Two key White House aides await their fate in the CIA leak probe after a prosecutor spent three hours before a grand jury that could hand up indictments and rock the Bush administration. A spokesperson for the prosecutor said there would be no public announcements before Friday, the day the grand jury's term expires.
The White House braced for the possibility that Vice President Dick Cheney's chief of staff, I. Lewis "Scooter" Libby, could become a criminal defendant by week's end. Bush's top political adviser, Karl Rove, remained in jeopardy of being charged with false statements.
Libby and Rove arrived for work at the White House Thursday as usual. Rove attended the daily meeting of the senior staff, but Libby did not and was said to be in a security briefing. Libby misses senior staff about half the time because of intelligence briefings and other issues on Cheney's schedule, an official said.
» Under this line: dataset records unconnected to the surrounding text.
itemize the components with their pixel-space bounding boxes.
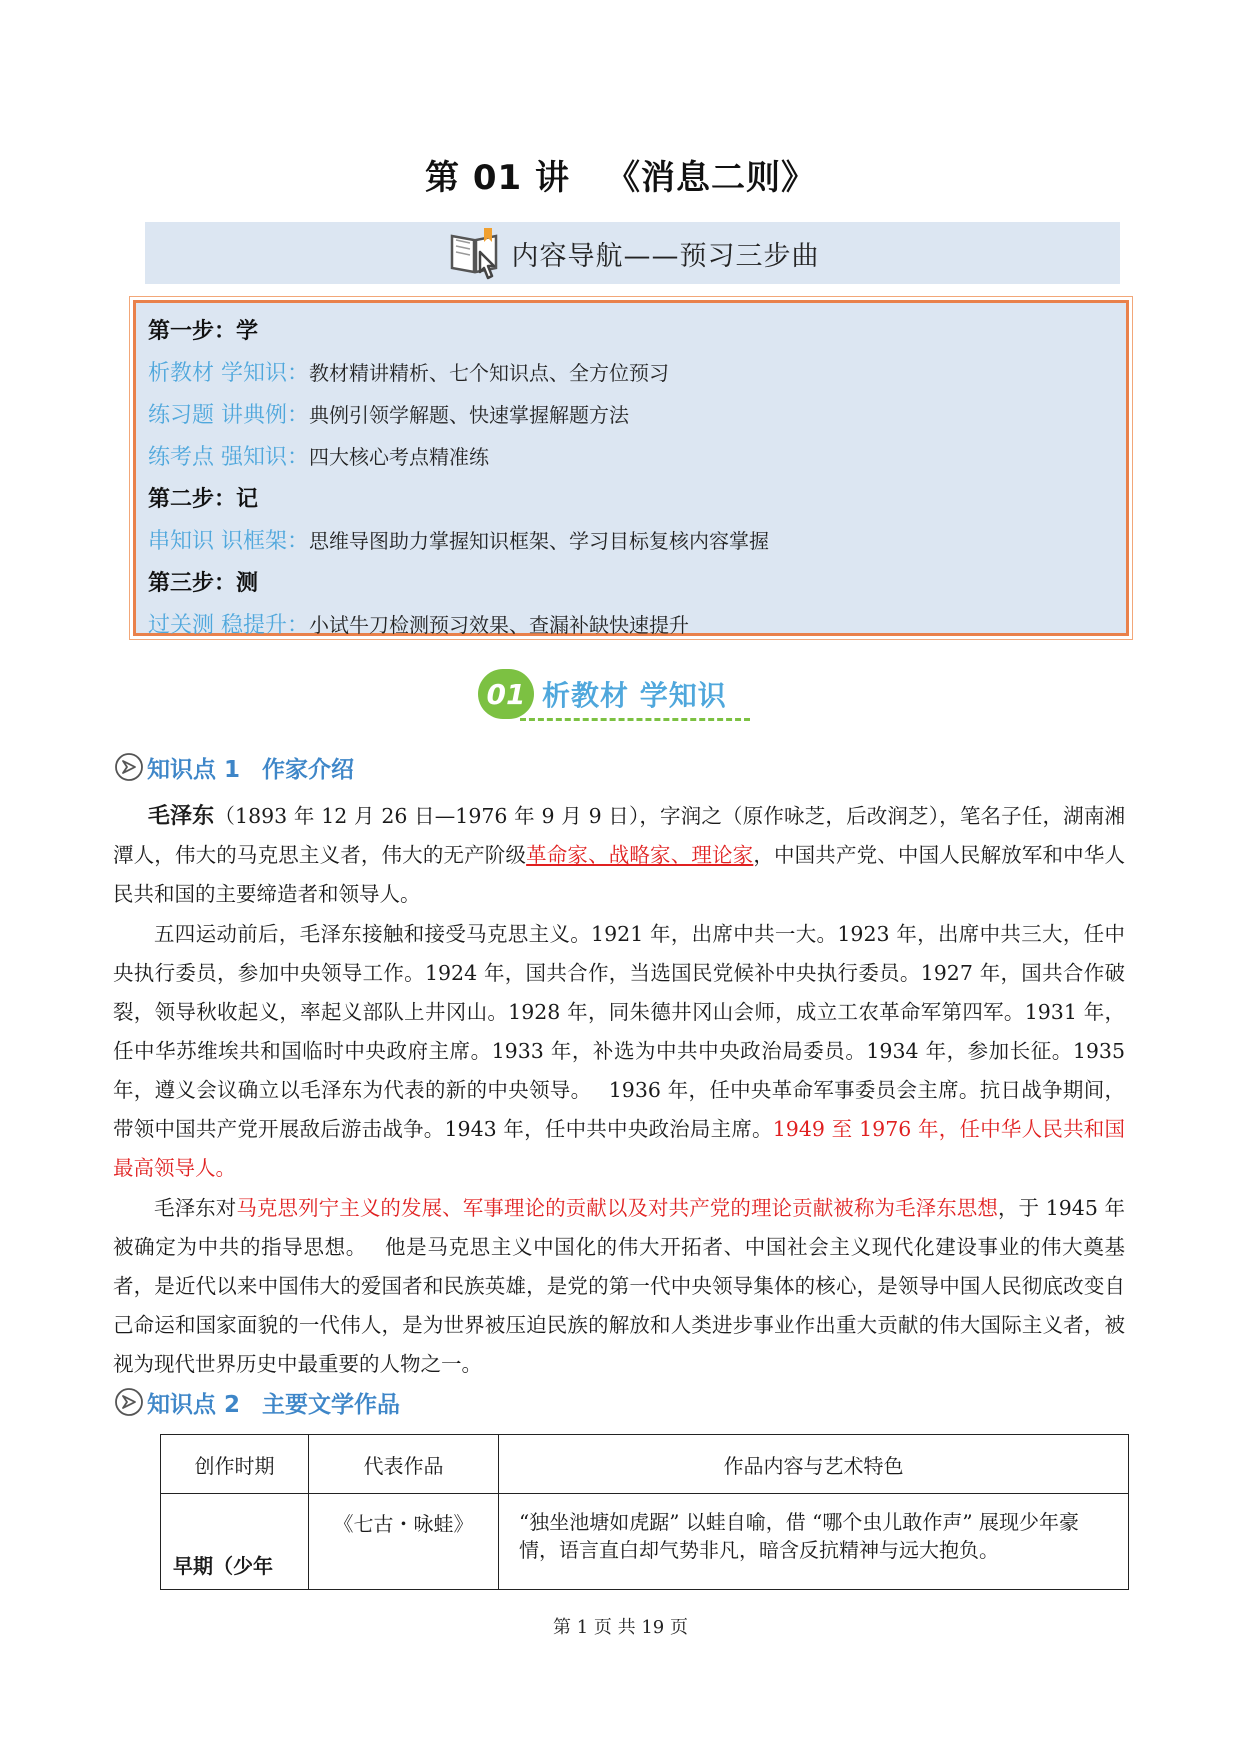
content-cell: “独坐池塘如虎踞” 以蛙自喻，借 “哪个虫儿敢作声” 展现少年豪情，语言直白却气势非凡，暗含反抗精神与远大抱负。 (499, 1494, 1129, 1590)
knowledge-point-2-heading: 知识点 2 主要文学作品 (113, 1385, 400, 1419)
step-item: 练考点 强知识：四大核心考点精准练 (148, 445, 489, 470)
highlight-text: 马克思列宁主义的发展、军事理论的贡献以及对共产党的理论贡献被称为毛泽东思想 (236, 1196, 998, 1220)
works-table (160, 1434, 1129, 1590)
step-head: 第一步：学 (148, 319, 259, 344)
author-intro-paragraph: 毛泽东（1893 年 12 月 26 日—1976 年 9 月 9 日），字润之（原作咏芝，后改润芝），笔名子任，湖南湘潭人，伟大的马克思主义者，伟大的无产阶级革命家、战略家、理论家，中国共产党、中国人民解放军和中华人民共和国的主要缔造者和领导人。 (113, 804, 1125, 906)
step-head: 第三步：测 (148, 571, 259, 596)
highlight-underlined: 革命家、战略家、理论家 (526, 843, 754, 867)
page-title (0, 150, 1241, 199)
section-divider (520, 718, 750, 721)
step-item: 串知识 识框架：思维导图助力掌握知识框架、学习目标复核内容掌握 (148, 529, 769, 554)
section-badge (478, 668, 727, 720)
circled-arrow-icon (113, 1386, 145, 1418)
table-row (161, 1494, 1129, 1590)
content-nav-banner (145, 222, 1120, 284)
section-label: 析教材 学知识 (542, 679, 727, 712)
column-header: 作品内容与艺术特色 (499, 1435, 1129, 1494)
step-head: 第二步：记 (148, 487, 259, 512)
step-item: 练习题 讲典例：典例引领学解题、快速掌握解题方法 (148, 403, 629, 428)
book-pointer-icon (446, 222, 508, 284)
column-header: 代表作品 (309, 1435, 499, 1494)
author-legacy-paragraph: 毛泽东对马克思列宁主义的发展、军事理论的贡献以及对共产党的理论贡献被称为毛泽东思想，于 1945 年被确定为中共的指导思想。 他是马克思主义中国化的伟大开拓者、中国社会主义现代化建设事业的伟大奠基者，是近代以来中国伟大的爱国者和民族英雄，是党的第一代中央领导集体的核心，是领导中国人民彻底改变自己命运和国家面貌的一代伟人，是为世界被压迫民族的解放和人类进步事业作出重大贡献的伟大国际主义者，被视为现代世界历史中最重要的人物之一。 (113, 1196, 1125, 1376)
nav-title: 内容导航——预习三步曲 (511, 240, 820, 272)
lecture-number: 第 01 讲 (425, 158, 570, 198)
section-number: 01 (478, 669, 534, 719)
three-steps-box (133, 300, 1129, 636)
work-cell: 《七古・咏蛙》 (309, 1494, 499, 1590)
lesson-title: 《消息二则》 (606, 158, 816, 198)
period-cell: 早期（少年 (161, 1494, 309, 1590)
author-biography-paragraph: 五四运动前后，毛泽东接触和接受马克思主义。1921 年，出席中共一大。1923 年，出席中共三大，任中央执行委员，参加中央领导工作。1924 年，国共合作，当选国民党候补中央执行委员。1927 年，国共合作破裂，领导秋收起义，率起义部队上井冈山。1928 年，同朱德井冈山会师，成立工农革命军第四军。1931 年，任中华苏维埃共和国临时中央政府主席。1933 年，补选为中共中央政治局委员。1934 年，参加长征。1935 年，遵义会议确立以毛泽东为代表的新的中央领导。 1936 年，任中央革命军事委员会主席。抗日战争期间，带领中国共产党开展敌后游击战争。1943 年，任中共中央政治局主席。1949 至 1976 年，任中华人民共和国最高领导人。 (113, 922, 1126, 1180)
step-item: 过关测 稳提升：小试牛刀检测预习效果、查漏补缺快速提升 (148, 613, 689, 638)
column-header: 创作时期 (161, 1435, 309, 1494)
table-header-row (161, 1435, 1129, 1494)
step-item: 析教材 学知识：教材精讲精析、七个知识点、全方位预习 (148, 361, 669, 386)
page-footer: 第 1 页 共 19 页 (553, 1617, 688, 1638)
highlight-text: 1949 至 1976 年，任中华人民共和国最高领导人。 (113, 1117, 1126, 1180)
circled-arrow-icon (113, 751, 145, 783)
knowledge-point-1-heading: 知识点 1 作家介绍 (113, 750, 354, 784)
Separately, Randall Samborn, a spokesperson for Special Counsel Patrick Fitzgerald, said there would be no announcements in the probe on Thursday.
Rove's legal team made contingency plans, consulting with former Justice Department official Mark Corallo about what defenses could be mounted in court and in public.
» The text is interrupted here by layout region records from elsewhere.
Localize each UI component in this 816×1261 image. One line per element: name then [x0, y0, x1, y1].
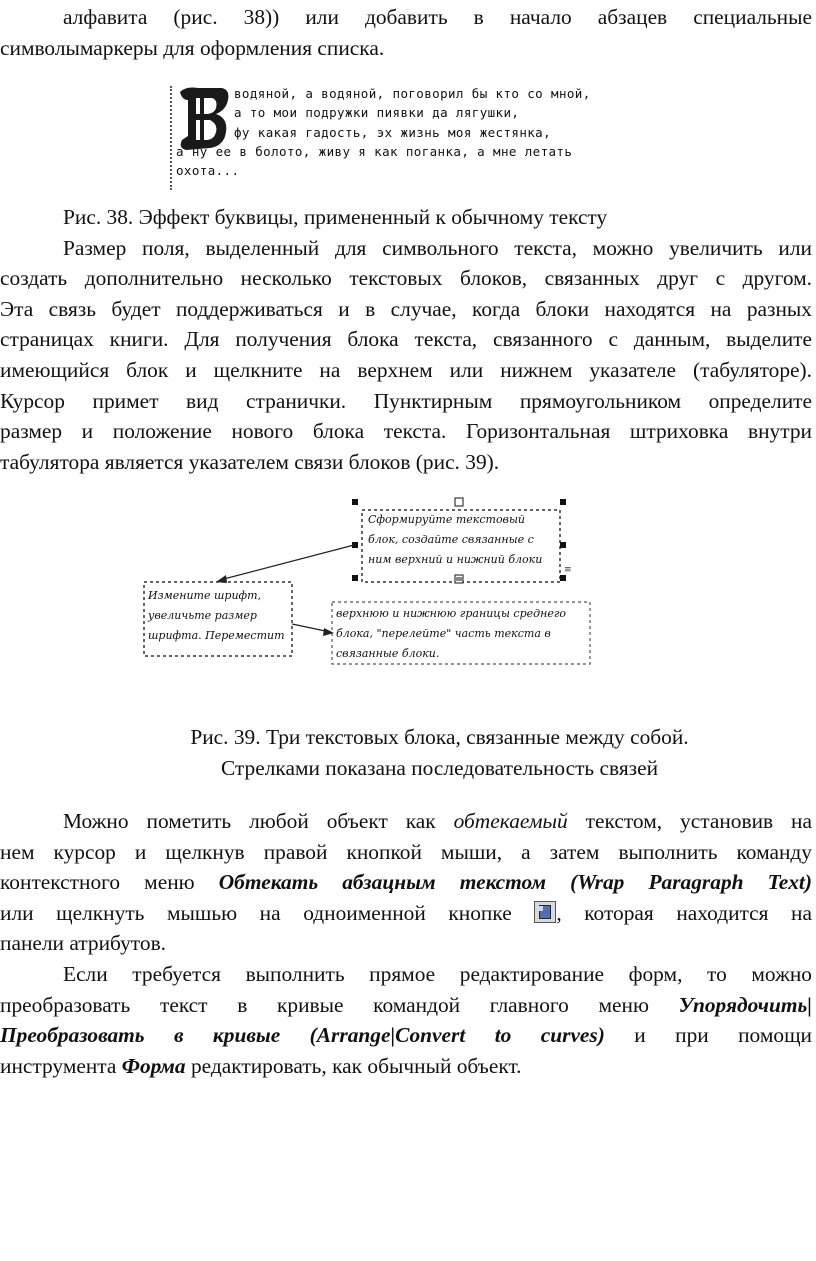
text-block-top: [368, 510, 542, 570]
text-block-left: [148, 586, 285, 646]
text-line: [0, 1051, 812, 1082]
figure-38-dropcap: [168, 84, 591, 192]
figure-38-caption: Рис. 38. Эффект буквицы, примененный к обычному тексту: [63, 205, 608, 229]
text-run: Можно пометить любой объект как: [63, 809, 454, 833]
text-run: контекстного меню: [0, 870, 219, 895]
paragraph-intro: [0, 2, 814, 63]
text-line: фу какая гадость, эх жизнь моя жестянка,: [234, 124, 552, 140]
figure-39-caption: [0, 722, 816, 783]
text-line: [0, 898, 812, 929]
text-run: или щелкнуть мышью на одноименной кнопке: [0, 900, 535, 925]
text-run: , которая находится на: [556, 900, 813, 925]
text-line: [0, 806, 812, 837]
handwritten-line: Сформируйте текстовый: [368, 513, 526, 526]
text-line: охота...: [176, 163, 240, 179]
caption-line: Рис. 39. Три текстовых блока, связанные между собой.: [190, 725, 689, 749]
dropcap-text: [172, 84, 591, 180]
text-line: нем курсор и щелкнув правой кнопкой мыши, а затем выполнить команду: [0, 839, 812, 864]
text-line: Размер поля, выделенный для символьного текста, можно увеличить или: [63, 235, 812, 260]
text-line: панели атрибутов.: [0, 931, 167, 956]
handwritten-line: блока, "перелейте" часть текста в: [336, 627, 551, 640]
menu-command: Обтекать абзацным текстом (Wrap Paragraph Text): [218, 870, 812, 895]
text-line: Эта связь будет поддерживаться и в случае, когда блоки находятся на разных: [0, 296, 812, 321]
text-line: создать дополнительно несколько текстовых блоков, связанных друг с другом.: [0, 266, 812, 291]
menu-command: Преобразовать в кривые (Arrange|Convert to curves): [0, 1023, 605, 1048]
text-line: [0, 867, 812, 898]
text-line: алфавита (рис. 38)) или добавить в начало абзацев специальные: [63, 5, 812, 29]
text-run: и при помощи: [604, 1023, 812, 1048]
text-run: редактировать, как обычный объект.: [185, 1053, 522, 1078]
paragraph-linked-blocks: [0, 202, 814, 477]
text-line: страницах книги. Для получения блока текста, связанного с данным, выделите: [0, 327, 812, 352]
paragraph-convert-curves: [0, 959, 814, 1081]
text-run: текстом, установив на: [567, 809, 812, 833]
handwritten-line: верхнюю и нижнюю границы среднего: [336, 607, 567, 620]
text-line: а то мои подружки пиявки да лягушки,: [234, 105, 520, 121]
figure-39-linked-blocks: [140, 494, 600, 674]
text-line: а ну ее в болото, живу я как поганка, а мне летать: [176, 143, 573, 159]
text-line: Если требуется выполнить прямое редактирование форм, то можно: [63, 962, 812, 986]
handwritten-line: увеличьте размер: [148, 609, 257, 622]
text-line: Курсор примет вид странички. Пунктирным прямоугольником определите: [0, 388, 812, 413]
text-line: водяной, а водяной, поговорил бы кто со мной,: [234, 86, 591, 101]
text-run: преобразовать текст в кривые командой главного меню: [0, 992, 679, 1017]
paragraph-wrap-text: [0, 806, 814, 959]
text-line: [0, 1020, 812, 1051]
caption-line: Стрелками показана последовательность связей: [220, 755, 659, 780]
handwritten-line: блок, создайте связанные с: [368, 533, 534, 546]
handwritten-line: шрифта. Переместит: [148, 629, 285, 642]
svg-text:≡: ≡: [564, 565, 572, 575]
text-line: [0, 990, 812, 1021]
tool-name: Форма: [121, 1053, 186, 1078]
text-line: имеющийся блок и щелкните на верхнем или нижнем указателе (табуляторе).: [0, 357, 812, 382]
menu-command: Упорядочить|: [678, 992, 812, 1017]
text-line: символымаркеры для оформления списка.: [0, 35, 385, 60]
handwritten-line: ним верхний и нижний блоки: [368, 553, 543, 566]
wrap-paragraph-text-icon: [534, 901, 556, 923]
term-wrapped: обтекаемый: [453, 809, 568, 833]
handwritten-line: Измените шрифт,: [148, 589, 262, 602]
handwritten-line: связанные блоки.: [336, 647, 440, 660]
text-line: размер и положение нового блока текста. Горизонтальная штриховка внутри: [0, 419, 812, 444]
text-line: табулятора является указателем связи блоков (рис. 39).: [0, 449, 500, 474]
text-block-right: [336, 604, 566, 664]
text-run: инструмента: [0, 1053, 122, 1078]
Fitzgerald met with Rove attorney Robert Luskin at a private law firm office Tuesday, heightening White House fears for Rove's future.
In 2003, eight days after former US Ambassador Joseph Wilson accused the Bush administration of twisting prewar intelligence to exaggerate the Iraqi threat, columnist Robert Novak disclosed the identity of Wilson's wife, covert CIA officer Valerie Plame.
After checking with Rove and Libby, the White House categorically denied that either aide was involved in leaking Plame's identity.
Fitzgerald was appointed nearly two years ago to determine whether any presidential aides violated a federal law that prohibits the intentional unmasking of an undercover CIA officer.
The prosecutor also has discussed other charges with defense lawyers in recent weeks, including false statements, obstruction of justice and mishandling of classified information.
The grand jury's term expires on Friday, and the panel met with Fitzgerald's team for about three hours Wednesday before adjourning for the day.
The administrative assistant to Thomas Hogan, chief judge of US District Court in the nation's capital, disclosed that Hogan met with Fitzgerald. The assistant, Sheldon Snook, declined to say what was discussed.
Prosecutors wrapping up a criminal investigation can meet with the chief judge to request that a new grand jury be impaneled or simply to inform of impending indictments. Grand juries also can be extended, although the one investigating the Plame leak is two years old.
Beyond Libby and Rove, Fitzgerald also has interviewed officials at the State Department and CIA about their conversations with the White House and their access to information about Plame and a trip her husband took for the CIA to check on pre- Iraq war intelligence.
The public appeared divided about the controversy. A CNN-USA Today-Gallup poll taken over the weekend found 39 percent of Americans believe the leak of Plame's name was illegal, another 39 percent believed it was unethical but not illegal and the remainder saw nothing wrong or were not sure.
During the investigation, prosecutors forced testimony from journalists about confidential sources. They assembled evidence that Rove talked about Wilson's wife with columnist Robert Novak and Time magazine reporter Matt Cooper before both reporters wrote stories outing Plame. And the prosecutors gathered evidence that Libby gave information about Wilson's wife to Cooper and on three occasions to New York Times reporter Judith Miller.
When Novak disclosed Plame's name, the columnist said he had two senior administration officials for sources. Rove is said to be one of the sources, but the other isn't publicly known.
As the White House's original denials collapsed, administration defenders said that the source of any information Rove and Libby may have passed on about Plame came from reporters and not from classified sources.
But in the past two weeks, that assertion has been undercut with the revelation that Libby got information from Cheney before the aide met with reporters, and that Rove may have gotten information from Libby.
Prosecutors have zeroed in on inconsistencies. Rove and Cooper differed over the original reason for their contact. Prosecutors have raised concern that Rove at first testified only about his contact with Novak without acknowledging the Cooper discussion.
After Rove's attorney located an e-mail referring to that conversation, Rove volunteered to return to the grand jury and discuss his conversation with Cooper.